Louis XIV et Napoléon! Deux monstres d'égoïsme et d'orgueil. Saint-Simon a analysé l'orgueil du premier avec une sagacité merveilleuse; Taine, celui du second. Mais, quoi! j'ai connu une couturière qui était aussi égoïste que Napoléon et un cireur non moins vaniteux que Louis XIV.
Pour moi, je crois que si nous prenions un passant au hasard de la rue et que nous lui infusions le courage et l'intelligence de l'Empereur, je crois bien qu'on en ferait un autre Napoléon. En tout cas, il ne serait pas en reste pour l'égoïsme. Et si nous le dotions du pouvoir de Louis XIV, ce serait un autre Louis XIV, et ce n'est probablement pas d'orgueil qu'il manquerait non plus. Égoïsme et orgueil nous viennent ensemble et tout naturellement, et ceux qui s'en délivrent sont des êtres exceptionnels devant qui l'on devrait s'agenouiller.
Que de souvenirs dans cette Malmaison! Derrière chaque massif de fleurs la gracieuse figure de l'impératrice Joséphine semble nous sourire. Elle y fut heureuse, et puis la plus infortunée des femmes. C'est là que, victime de l'implacable égoïsme de son mari, cette douce et sympathique créature rendit son âme à Dieu. Toutes les idylles de ce monde misérable se terminent dans les larmes.
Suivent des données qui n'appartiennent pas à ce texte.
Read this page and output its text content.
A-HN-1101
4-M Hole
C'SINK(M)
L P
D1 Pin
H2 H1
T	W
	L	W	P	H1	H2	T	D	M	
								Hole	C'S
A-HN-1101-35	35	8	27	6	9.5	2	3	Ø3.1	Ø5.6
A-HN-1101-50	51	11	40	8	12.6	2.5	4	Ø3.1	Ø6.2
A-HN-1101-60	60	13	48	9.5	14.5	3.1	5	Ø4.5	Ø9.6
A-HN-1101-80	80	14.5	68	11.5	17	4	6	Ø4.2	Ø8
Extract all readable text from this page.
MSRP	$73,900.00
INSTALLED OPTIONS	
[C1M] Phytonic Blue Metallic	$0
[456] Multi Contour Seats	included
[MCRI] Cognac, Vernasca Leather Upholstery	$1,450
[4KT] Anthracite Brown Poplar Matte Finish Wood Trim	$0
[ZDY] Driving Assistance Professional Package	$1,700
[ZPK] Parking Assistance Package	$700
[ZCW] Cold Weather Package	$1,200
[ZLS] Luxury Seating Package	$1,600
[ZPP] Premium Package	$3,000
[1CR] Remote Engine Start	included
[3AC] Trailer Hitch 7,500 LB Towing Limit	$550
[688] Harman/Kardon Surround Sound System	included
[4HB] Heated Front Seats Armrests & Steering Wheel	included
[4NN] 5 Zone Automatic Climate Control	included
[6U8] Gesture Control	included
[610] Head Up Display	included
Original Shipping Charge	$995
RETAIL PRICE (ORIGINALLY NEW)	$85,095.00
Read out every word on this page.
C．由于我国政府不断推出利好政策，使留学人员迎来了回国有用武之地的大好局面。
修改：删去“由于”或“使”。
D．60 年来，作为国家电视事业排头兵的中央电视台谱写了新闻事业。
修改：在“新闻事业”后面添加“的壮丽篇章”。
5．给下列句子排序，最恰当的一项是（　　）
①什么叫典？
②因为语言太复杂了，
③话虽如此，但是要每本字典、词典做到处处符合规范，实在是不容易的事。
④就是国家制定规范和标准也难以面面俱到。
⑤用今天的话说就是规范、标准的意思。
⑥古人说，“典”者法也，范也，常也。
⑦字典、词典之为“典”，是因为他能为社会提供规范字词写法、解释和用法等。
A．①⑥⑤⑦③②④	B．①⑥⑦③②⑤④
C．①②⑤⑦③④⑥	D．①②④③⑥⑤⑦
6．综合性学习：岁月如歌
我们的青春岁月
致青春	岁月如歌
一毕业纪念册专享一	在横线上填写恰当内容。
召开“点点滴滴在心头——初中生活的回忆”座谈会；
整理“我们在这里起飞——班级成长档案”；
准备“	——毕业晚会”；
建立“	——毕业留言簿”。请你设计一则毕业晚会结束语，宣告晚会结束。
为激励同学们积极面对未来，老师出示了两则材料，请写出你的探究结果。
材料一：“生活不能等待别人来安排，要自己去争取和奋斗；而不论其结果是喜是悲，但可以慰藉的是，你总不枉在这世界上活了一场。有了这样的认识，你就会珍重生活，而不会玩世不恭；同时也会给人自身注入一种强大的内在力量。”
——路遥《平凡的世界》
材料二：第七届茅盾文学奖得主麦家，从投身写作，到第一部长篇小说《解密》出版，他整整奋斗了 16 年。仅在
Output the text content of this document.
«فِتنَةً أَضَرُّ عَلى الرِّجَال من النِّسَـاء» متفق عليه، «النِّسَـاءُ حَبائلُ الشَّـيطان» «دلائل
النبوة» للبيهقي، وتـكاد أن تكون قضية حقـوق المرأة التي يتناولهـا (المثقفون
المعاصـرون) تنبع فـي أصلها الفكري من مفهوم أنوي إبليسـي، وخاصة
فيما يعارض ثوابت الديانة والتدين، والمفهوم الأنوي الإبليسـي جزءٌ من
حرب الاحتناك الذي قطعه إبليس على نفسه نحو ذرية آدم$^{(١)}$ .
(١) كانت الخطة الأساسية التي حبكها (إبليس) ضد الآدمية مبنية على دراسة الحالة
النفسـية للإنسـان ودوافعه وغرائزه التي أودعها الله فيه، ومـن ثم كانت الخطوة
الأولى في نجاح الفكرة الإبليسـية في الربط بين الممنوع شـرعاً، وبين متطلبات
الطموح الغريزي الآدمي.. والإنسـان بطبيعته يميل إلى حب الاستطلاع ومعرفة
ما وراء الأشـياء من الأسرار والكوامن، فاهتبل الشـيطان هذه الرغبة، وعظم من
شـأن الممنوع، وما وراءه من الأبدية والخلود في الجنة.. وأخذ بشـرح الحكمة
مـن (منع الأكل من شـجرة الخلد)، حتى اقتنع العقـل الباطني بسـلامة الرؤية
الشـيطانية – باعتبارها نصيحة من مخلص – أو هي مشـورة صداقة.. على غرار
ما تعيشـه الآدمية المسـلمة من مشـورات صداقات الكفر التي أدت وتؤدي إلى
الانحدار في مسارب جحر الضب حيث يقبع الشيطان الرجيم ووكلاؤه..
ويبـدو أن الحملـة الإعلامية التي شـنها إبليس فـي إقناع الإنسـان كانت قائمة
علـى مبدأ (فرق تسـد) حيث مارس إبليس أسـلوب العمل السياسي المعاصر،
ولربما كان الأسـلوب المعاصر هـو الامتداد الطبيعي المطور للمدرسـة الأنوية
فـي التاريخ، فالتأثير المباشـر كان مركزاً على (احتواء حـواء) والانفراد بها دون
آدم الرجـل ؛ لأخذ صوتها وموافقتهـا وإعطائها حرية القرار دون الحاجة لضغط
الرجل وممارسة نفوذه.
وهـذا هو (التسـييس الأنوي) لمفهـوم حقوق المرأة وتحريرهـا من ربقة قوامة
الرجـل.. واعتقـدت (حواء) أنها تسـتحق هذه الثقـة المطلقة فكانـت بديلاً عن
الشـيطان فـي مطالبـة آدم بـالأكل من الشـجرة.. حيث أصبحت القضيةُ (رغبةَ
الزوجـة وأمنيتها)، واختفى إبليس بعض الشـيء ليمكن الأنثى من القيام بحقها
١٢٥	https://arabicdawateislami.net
Et ma mémoire s'emplit soudain de ces jours dramatiques où Napoléon rentre à Paris avec la résolution secrète de répudier sa femme. Il est d'abord plus cérémonieux et plus froid avec elle; il ferme ensuite toute communication entre leurs appartements; il lui fait connaître enfin sa décision par des émissaires diplomatiques.
Que devait-il se passer dans le cœur de cette noble femme quand elle constatait que l'homme idolâtré, que l'homme qui lui avait donné avec son amour le plus haut trône du monde, allait rompre le sacré, le doux lien qui les unissait, et partager son lit et sa gloire avec une autre? Je crois vraiment que c'est alors que fut signé dans le ciel la sentence qui condamna l'Empereur. Malheur à qui maltraite un enfant ou brise le cœur d'une femme! Les anges ne tardent pas à se venger de lui.
Je ne voudrais pas que l'on prît cela pour des niaiseries. Qui peut dire qu'à la balance divine une larme ne pèsera pas plus qu'un empire? Le monde n'est que le symbole d'une réalité plus haute. Un mot tombé des lèvres d'un humble charpentier de Nazareth a fait trembler la Création. Des chevaux, des batailles, des canons, cela n'est rien; les empires sont des ombres, les étoiles des apparences, la gloire un songe. Mais la parole d'un homme bon subsiste éternellement.
Les milliers d'êtres que Bonaparte a sacrifiés à son ambition ne déposeront pas tous contre lui au jugement dernier. Beaucoup étaient tout aussi ambitieux, tout aussi avides de gloire que lui. S'ils y ont perdu la vie, il exposait aussi la sienne à tout instant: c'est qu'alors on ne se battait pas de loin comme de nos jours. Mais quand sonnera l'heure de la justice suprême, l'impératrice Joséphine se dressera et lira sanglotante au Conseil le renoncement de ses droits, et l'Empereur sera irrémédiablement condamné.
Napoléon était un homme de proie. Je répète que nous le sommes tous quand on nous pourvoit de griffes convenables. Il s'est laissé pousser par cette loi d'ascension qui régit la vie, par ce que l'on appelle aujourd'hui «la volonté de puissance».
Il y a dans chaque homme un tyran qui se sert de ses moyens pour courir et bousculer, comme une automobile de sa gazoline. C'est le Destin des anciens, la fatalité des modernes. Napoléon croyait aveuglément au destin. «La politique, voilà la fatalité», disait Gœthe dans la courte entrevue qu'il eut avec l'Empereur. Et ce disant, ses yeux exprimaient la tristesse et l'inquiétude. Tous les hommes tremblent, même les plus grands, lorsqu'ils parlent du destin; car ni le caractère, ni le courage, ni la prudence ne peuvent rien contre lui. Il n'y a qu'un être au monde qui soit capable de mépriser le destin: c'est le saint. Si l'on avait parlé de fatalité à sainte Thérèse ou à saint Vincent de Paul, ils se seraient mis à rire.
L'art de la guerre avait besoin d'un maître; tous les arts en ont eu. Alexandre, César étaient loin; leur stratégie ne valait plus rien pour le monde moderne. Bonaparte vint, et il trouva tout prêt: poudre, fusils, et des hommes pareils à des Romains, enthousiastes de leur grandeur et ayant du sang de trop dans les veines.